I need some helping starting this discrete math using java. I'm at a complete loss

Question

Your task is to generate all possible functions from X={a, b, c} to a set Y. Set Y contains integers 1, …, n for some integer n≥1. The value of n is provided by the user. To define a function you need to specify what it outputs for each element of X. For instance, if Y= {1, 2}, then f(a)=1, f(b)=2, f(c)=2 defines function f from X to Y

The value of n is provided by the user. To define a function you need to specify what it outputs for each element of X. For instance, if Y= {1, 2}, then f(a)=1, f(b)=2, f(c)=2 defines function f from X to Y.

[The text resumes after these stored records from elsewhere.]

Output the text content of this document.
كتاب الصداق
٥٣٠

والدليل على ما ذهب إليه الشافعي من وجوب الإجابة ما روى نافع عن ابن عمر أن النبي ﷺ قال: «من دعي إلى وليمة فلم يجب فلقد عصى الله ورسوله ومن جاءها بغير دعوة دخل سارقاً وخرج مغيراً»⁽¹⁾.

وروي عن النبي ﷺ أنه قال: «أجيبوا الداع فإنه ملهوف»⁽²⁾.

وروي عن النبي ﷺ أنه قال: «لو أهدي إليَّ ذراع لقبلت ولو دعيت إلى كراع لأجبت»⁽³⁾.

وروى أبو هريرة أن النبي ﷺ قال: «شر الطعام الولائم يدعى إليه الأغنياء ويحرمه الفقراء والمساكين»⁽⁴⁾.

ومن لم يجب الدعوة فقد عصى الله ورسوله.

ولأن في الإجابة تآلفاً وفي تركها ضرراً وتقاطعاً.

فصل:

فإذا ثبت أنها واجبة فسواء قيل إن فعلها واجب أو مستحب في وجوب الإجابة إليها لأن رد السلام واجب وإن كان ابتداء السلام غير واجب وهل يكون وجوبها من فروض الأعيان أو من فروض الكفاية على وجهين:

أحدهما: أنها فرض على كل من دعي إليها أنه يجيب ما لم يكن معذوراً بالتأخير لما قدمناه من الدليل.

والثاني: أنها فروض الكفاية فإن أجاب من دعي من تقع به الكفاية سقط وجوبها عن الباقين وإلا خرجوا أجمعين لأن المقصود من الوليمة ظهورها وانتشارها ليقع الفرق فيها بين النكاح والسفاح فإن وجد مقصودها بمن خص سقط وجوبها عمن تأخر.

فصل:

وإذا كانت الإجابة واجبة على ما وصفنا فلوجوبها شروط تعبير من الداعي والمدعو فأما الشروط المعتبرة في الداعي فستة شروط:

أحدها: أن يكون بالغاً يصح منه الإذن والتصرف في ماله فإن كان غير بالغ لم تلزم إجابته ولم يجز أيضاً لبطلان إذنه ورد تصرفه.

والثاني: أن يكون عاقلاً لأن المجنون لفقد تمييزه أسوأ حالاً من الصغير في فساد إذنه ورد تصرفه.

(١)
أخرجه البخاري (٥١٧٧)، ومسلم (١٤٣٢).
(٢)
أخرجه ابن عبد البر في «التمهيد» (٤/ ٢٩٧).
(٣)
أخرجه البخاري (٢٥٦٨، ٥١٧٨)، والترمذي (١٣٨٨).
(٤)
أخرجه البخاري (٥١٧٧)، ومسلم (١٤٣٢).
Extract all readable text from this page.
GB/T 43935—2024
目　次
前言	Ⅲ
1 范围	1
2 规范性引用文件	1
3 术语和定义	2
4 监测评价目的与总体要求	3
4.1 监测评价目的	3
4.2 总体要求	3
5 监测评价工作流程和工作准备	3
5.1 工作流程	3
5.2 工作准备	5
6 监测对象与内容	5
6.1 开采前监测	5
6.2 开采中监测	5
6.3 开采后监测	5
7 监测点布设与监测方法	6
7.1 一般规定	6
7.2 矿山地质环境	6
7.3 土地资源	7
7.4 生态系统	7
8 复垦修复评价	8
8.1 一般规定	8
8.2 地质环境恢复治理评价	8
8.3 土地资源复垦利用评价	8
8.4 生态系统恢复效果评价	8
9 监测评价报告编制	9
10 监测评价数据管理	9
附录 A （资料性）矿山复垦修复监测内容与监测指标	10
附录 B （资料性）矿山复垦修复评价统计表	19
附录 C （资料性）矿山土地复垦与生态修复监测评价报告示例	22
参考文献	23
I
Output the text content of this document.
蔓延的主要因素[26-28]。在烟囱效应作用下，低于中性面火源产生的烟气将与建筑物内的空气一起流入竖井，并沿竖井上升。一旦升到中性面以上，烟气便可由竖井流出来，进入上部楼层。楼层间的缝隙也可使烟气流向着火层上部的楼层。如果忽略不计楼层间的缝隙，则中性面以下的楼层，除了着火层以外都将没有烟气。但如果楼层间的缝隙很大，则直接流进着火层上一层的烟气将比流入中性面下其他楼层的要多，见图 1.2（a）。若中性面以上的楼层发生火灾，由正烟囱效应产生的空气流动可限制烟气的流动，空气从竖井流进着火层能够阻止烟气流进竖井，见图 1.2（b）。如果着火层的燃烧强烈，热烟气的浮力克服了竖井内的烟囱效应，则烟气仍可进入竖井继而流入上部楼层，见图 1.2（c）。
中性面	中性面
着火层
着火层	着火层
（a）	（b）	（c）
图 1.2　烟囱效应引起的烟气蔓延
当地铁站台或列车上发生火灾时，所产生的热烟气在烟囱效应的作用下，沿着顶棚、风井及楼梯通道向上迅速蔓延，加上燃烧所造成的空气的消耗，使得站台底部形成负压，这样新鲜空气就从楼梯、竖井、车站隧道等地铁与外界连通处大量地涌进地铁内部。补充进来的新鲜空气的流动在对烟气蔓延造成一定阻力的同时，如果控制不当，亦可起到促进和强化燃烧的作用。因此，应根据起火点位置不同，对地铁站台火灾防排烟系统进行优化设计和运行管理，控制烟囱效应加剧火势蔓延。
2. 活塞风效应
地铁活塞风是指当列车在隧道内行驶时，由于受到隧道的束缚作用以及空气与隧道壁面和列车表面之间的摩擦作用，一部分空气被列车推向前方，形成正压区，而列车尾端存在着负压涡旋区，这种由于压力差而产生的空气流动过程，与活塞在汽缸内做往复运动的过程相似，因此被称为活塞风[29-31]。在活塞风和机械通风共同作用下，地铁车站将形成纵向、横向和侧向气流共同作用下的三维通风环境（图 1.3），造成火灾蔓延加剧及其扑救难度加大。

Write a program that prompts the user to enter the size of Y, then generates, enumerates, and prints out in a neat format all possible functions from X to Y. Your program should number generated functions f1, f2, f3, f4, etc. For each generated function, output whether or not it is one-to-one, onto, or a bijection. Compute total number of functions generated, how many of them are one-to-one, how many of them are onto, and how many of them are bijections.

The program will generate all functions from X={a,b,c} to Y={1,…,n}.

Please enter the value of n: 2

f1(a)=1 f1(b)=1 f1(c)=1

f1 is not one-to-one, not onto, and not a bijection

f2(a)=1 f2(b)=1 f2(c)=2

f2 is not one-to-one, onto, and not a bijection.

f3(a)=1 f3(b)=2 f3(c)=1

f3 is not one-to-one, onto, and not a bijection.

f4(a)=1 f4(b)=2 f4(c)=2

f4 is not one-to-one, onto, and not a bijection.

f5(a)=2 f5(b)=1 f5(c)=1

f5 is not one-to-one, onto, and not a bijection.

f6(a)=2 f6(b)=1 f6(c)=2

f6 is not one-to-one, onto, and not a bijection.

f7(a)=2 f7(b)=2 f7(c)=1

f7 is not one-to-one, onto, and not a bijection.

f8(a)=2 f8(b)=2 f8(c)=2

f8 is not one-to-one, not onto, and not a bijection.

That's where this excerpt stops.